Reading Selection, Lesson 21
Dmitry's Card Game
It's interesting how different skills can be brought together to contribute to scientific discovery. Consider the story of Dmitry Mendeleyev and his card game that changed the face of chemistry.
Mendeleyev was a Russian college professor who loved to play cards. He was also looking for a way to organize the elements. To accomplish this, he wrote the symbols, characteristic properties, and other information for 63 elements on cards (only 63 elements had been discovered by 1869, the year he developed the card game). He then placed the cards face up on a table and began moving them around. He put the elements into groups according to the information he had about each one and how one element compared with another. For example, the elements sodium and potassium are soft, shiny, and highly reactive metals. Mendeleyev placed the cards for these elements in a column. He noticed that the elements calcium and magnesium had properties similar to one another, so he placed them together in another column. He did this with other elements and then moved the columns around so that the columns with similarities were next to one another. He discovered that when he did this, he could see patterns emerging. As he examined the rows of the table, he noticed that the pattern of properties periodically repeated itself. Thus, he called this classification system the “Periodic Table of the Elements.”

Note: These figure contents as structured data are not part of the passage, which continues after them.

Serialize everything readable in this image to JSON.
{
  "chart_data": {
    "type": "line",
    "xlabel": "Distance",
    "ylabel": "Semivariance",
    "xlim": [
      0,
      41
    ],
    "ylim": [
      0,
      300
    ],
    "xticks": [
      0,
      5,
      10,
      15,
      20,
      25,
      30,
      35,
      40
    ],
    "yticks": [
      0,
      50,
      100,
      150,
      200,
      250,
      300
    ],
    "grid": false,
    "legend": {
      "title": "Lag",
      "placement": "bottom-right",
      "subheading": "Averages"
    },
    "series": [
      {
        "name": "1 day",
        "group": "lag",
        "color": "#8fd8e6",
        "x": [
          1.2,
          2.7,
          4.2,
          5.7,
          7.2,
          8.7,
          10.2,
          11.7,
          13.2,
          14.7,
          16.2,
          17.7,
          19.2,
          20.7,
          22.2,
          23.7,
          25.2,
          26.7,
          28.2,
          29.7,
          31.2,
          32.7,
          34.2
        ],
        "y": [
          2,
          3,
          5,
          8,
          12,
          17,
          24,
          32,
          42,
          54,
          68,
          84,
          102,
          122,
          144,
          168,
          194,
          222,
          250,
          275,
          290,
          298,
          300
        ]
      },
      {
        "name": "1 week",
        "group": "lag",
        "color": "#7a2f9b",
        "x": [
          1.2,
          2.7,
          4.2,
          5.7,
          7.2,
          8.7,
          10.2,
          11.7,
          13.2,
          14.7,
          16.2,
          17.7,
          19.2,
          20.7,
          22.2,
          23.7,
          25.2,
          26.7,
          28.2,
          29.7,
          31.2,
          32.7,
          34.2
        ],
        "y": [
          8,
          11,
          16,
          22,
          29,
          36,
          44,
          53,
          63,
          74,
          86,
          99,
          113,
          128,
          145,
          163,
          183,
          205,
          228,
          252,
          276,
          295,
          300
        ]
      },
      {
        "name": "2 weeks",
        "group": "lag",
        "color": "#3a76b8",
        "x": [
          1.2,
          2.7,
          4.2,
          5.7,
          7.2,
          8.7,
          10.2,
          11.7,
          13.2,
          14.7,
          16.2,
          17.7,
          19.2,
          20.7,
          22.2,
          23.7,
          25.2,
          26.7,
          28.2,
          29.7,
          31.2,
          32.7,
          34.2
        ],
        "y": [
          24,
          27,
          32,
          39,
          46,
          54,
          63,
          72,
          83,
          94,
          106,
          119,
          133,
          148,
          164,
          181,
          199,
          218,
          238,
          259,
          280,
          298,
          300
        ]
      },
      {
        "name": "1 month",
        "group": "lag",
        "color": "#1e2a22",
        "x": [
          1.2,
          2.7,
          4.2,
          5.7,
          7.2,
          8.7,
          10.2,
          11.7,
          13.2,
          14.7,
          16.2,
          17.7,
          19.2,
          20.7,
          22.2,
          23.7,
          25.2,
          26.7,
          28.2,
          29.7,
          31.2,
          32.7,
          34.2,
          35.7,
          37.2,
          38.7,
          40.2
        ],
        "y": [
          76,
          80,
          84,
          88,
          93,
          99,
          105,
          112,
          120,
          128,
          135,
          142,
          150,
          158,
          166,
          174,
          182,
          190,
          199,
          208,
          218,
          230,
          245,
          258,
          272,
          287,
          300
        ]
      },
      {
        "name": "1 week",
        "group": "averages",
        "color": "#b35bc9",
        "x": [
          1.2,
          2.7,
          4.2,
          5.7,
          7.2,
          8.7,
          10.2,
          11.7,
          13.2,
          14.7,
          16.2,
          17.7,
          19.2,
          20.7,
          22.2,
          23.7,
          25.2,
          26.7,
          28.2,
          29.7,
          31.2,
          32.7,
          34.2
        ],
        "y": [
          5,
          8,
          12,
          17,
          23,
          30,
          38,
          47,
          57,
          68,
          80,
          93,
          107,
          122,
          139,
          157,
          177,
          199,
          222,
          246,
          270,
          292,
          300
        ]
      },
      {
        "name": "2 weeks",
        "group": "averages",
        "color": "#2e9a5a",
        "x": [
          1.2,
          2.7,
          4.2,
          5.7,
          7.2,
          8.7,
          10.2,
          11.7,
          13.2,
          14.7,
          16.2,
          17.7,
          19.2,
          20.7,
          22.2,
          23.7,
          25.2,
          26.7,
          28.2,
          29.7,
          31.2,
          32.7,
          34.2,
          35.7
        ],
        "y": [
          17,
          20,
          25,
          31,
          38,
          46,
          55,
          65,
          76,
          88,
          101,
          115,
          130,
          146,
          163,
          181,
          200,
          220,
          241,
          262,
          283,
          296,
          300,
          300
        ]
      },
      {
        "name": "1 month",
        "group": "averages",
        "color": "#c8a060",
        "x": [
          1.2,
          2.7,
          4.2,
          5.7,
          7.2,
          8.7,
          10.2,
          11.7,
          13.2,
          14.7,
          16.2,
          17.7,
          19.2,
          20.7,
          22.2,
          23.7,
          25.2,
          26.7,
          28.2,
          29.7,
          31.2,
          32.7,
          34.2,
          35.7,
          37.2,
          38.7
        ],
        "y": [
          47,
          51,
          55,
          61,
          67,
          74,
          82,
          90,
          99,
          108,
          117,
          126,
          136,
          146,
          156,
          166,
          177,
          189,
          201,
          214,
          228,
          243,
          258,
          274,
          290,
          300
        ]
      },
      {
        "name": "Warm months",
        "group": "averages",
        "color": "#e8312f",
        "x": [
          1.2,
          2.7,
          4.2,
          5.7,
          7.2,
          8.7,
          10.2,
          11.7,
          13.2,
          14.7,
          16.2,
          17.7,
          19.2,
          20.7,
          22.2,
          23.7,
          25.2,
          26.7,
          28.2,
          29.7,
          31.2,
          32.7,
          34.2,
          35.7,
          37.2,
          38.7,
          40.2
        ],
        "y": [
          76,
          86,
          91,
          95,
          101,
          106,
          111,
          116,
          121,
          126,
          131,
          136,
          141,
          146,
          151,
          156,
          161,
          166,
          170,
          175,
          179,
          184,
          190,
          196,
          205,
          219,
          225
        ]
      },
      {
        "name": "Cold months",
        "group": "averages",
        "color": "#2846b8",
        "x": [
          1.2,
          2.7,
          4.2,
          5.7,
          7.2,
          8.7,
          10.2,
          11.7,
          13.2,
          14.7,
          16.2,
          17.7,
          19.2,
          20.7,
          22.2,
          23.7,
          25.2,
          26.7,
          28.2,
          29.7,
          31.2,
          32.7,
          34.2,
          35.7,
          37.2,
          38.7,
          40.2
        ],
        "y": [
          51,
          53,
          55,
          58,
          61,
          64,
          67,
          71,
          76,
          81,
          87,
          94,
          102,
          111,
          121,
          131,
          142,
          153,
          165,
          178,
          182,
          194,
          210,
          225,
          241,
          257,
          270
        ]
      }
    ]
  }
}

Over a period of 20 years, Mendeleyev improved his classification system. There were some gaps in the table—missing cards. He predicted that elements yet to be discovered would fill these gaps. He was able to suggest some of the characteristic properties they would have. As scientists became more knowledgeable about the physics and chemistry of matter, they helped refine the table, and the missing elements were discovered.
The periodic table was not the work of one person. As with most discoveries, evidence was collected over many years and scientists in many different countries were involved. Use the Internet and other resources to find out about the most famous scientists involved in developing the periodic table.